Entah mengapa, hari ini ia merasa sedemikian dekat dengan ibunya itu. Sesuatu yang selama ini tak pernah dirasakannya. Ada rasa hangat menjalar di dalam hatinya. Ia tak lagi merasa sesepi kemarin. 
“Besok saya akan langsung ke rumah Jazuli, Bu,” kata Mutiara kepada ibunya.
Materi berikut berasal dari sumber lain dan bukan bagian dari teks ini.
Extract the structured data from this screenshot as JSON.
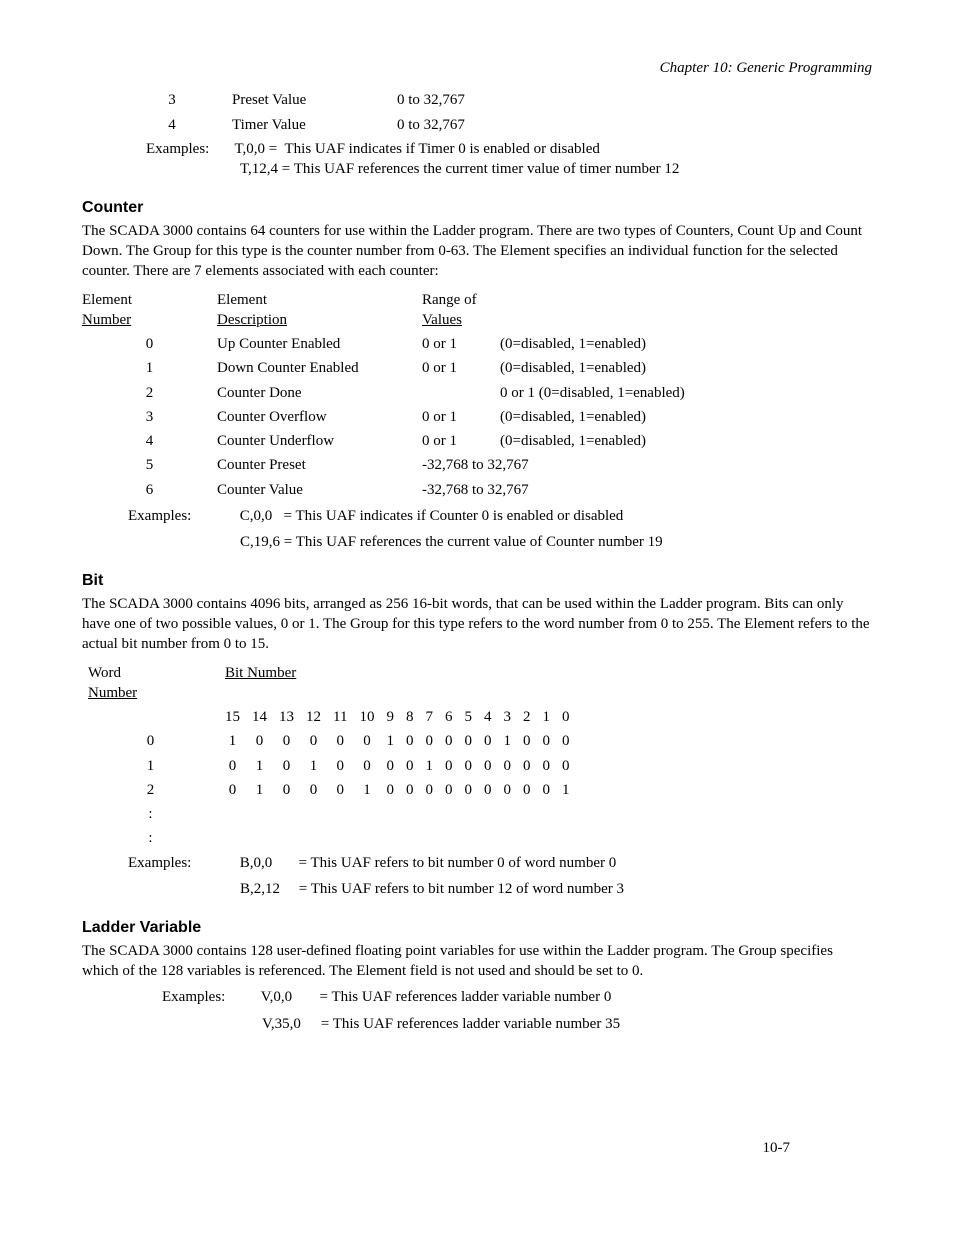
{
  "header": "Chapter 10: Generic Programming",
  "timerRows": [
    {
      "num": "3",
      "desc": "Preset Value",
      "range": "0 to 32,767"
    },
    {
      "num": "4",
      "desc": "Timer Value",
      "range": "0 to 32,767"
    }
  ],
  "timerExamplesLabel": "Examples:",
  "timerEx1a": "T,0,0 =",
  "timerEx1b": "This UAF indicates if Timer 0 is enabled or disabled",
  "timerEx2": "T,12,4 = This UAF references the current timer value of timer number 12",
  "counter": {
    "title": "Counter",
    "para": "The SCADA 3000 contains 64 counters for use within the Ladder program. There are two types of Counters, Count Up and Count Down. The Group for this type is the counter number from 0-63. The Element specifies an individual function for the selected counter.  There are 7 elements associated with each counter:",
    "head": {
      "c1a": "Element",
      "c1b": "Number",
      "c2a": "Element",
      "c2b": "Description",
      "c3a": "Range of",
      "c3b": "Values"
    },
    "rows": [
      {
        "n": "0",
        "d": "Up Counter Enabled",
        "r": "0 or 1",
        "note": "(0=disabled, 1=enabled)"
      },
      {
        "n": "1",
        "d": "Down Counter Enabled",
        "r": "0 or 1",
        "note": "(0=disabled, 1=enabled)"
      },
      {
        "n": "2",
        "d": "Counter Done",
        "r": "",
        "note": "0 or 1   (0=disabled, 1=enabled)"
      },
      {
        "n": "3",
        "d": "Counter Overflow",
        "r": "0 or 1",
        "note": "(0=disabled, 1=enabled)"
      },
      {
        "n": "4",
        "d": "Counter Underflow",
        "r": "0 or 1",
        "note": "(0=disabled, 1=enabled)"
      },
      {
        "n": "5",
        "d": "Counter Preset",
        "r": "-32,768 to 32,767",
        "note": ""
      },
      {
        "n": "6",
        "d": "Counter Value",
        "r": "-32,768 to 32,767",
        "note": ""
      }
    ],
    "examplesLabel": "Examples:",
    "ex1a": "C,0,0",
    "ex1b": "=  This UAF indicates if Counter 0 is enabled or disabled",
    "ex2": "C,19,6 =  This UAF references the current value of Counter number 19"
  },
  "bit": {
    "title": "Bit",
    "para": "The SCADA 3000 contains 4096 bits, arranged as 256 16-bit words, that can be used within the Ladder program. Bits can only have one of two possible values, 0 or 1. The Group for this type refers to the word number from 0 to 255. The Element refers to the actual bit number from 0 to 15.",
    "wordLabelA": "Word",
    "wordLabelB": "Number",
    "bitLabel": "Bit Number",
    "cols": [
      "15",
      "14",
      "13",
      "12",
      "11",
      "10",
      "9",
      "8",
      "7",
      "6",
      "5",
      "4",
      "3",
      "2",
      "1",
      "0"
    ],
    "rows": [
      {
        "w": "0",
        "b": [
          "1",
          "0",
          "0",
          "0",
          "0",
          "0",
          "1",
          "0",
          "0",
          "0",
          "0",
          "0",
          "1",
          "0",
          "0",
          "0"
        ]
      },
      {
        "w": "1",
        "b": [
          "0",
          "1",
          "0",
          "1",
          "0",
          "0",
          "0",
          "0",
          "1",
          "0",
          "0",
          "0",
          "0",
          "0",
          "0",
          "0"
        ]
      },
      {
        "w": "2",
        "b": [
          "0",
          "1",
          "0",
          "0",
          "0",
          "1",
          "0",
          "0",
          "0",
          "0",
          "0",
          "0",
          "0",
          "0",
          "0",
          "1"
        ]
      }
    ],
    "dots": ":",
    "examplesLabel": "Examples:",
    "ex1a": "B,0,0",
    "ex1b": "=   This UAF refers to bit number 0 of word number 0",
    "ex2a": "B,2,12",
    "ex2b": "=   This UAF refers to bit number 12 of word number 3"
  },
  "ladder": {
    "title": "Ladder Variable",
    "para": "The SCADA 3000 contains 128 user-defined floating point variables for use within the Ladder program.  The Group specifies which of the 128 variables is referenced. The Element field is not used and should be set to 0.",
    "examplesLabel": "Examples:",
    "ex1a": "V,0,0",
    "ex1b": "=  This UAF references ladder variable number 0",
    "ex2a": "V,35,0",
    "ex2b": "=  This UAF references ladder variable number 35"
  },
  "pageNum": "10-7"
}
Ibunya mengangguk sambil tersenyum Dalam hati ia berpikir bahwa sifat-sifat suaminya memang menurun kepada Mutiara. Sifat dermawan dan suka menolong orang lain yang sedang berada dalam kesusahan. Ia pun mengerti, mengapa dulu Pak Wirya begitu sayang terhadap Mutiara meskipun Tiara hanyalah seorang anak angkat. Dulu, terkadang ia cemburu terhadap perhatian Pak Wirya yang demikian berlebih kepada Mutiara, tak ada bedanya dengan Berlian yang anak kandungnya. Hari ini dia paham mengapa Pak Wirya seperti itu. Sikap Mutiara memang tak ada celanya, pantaslah kalau dia disayangi oleh semua orang.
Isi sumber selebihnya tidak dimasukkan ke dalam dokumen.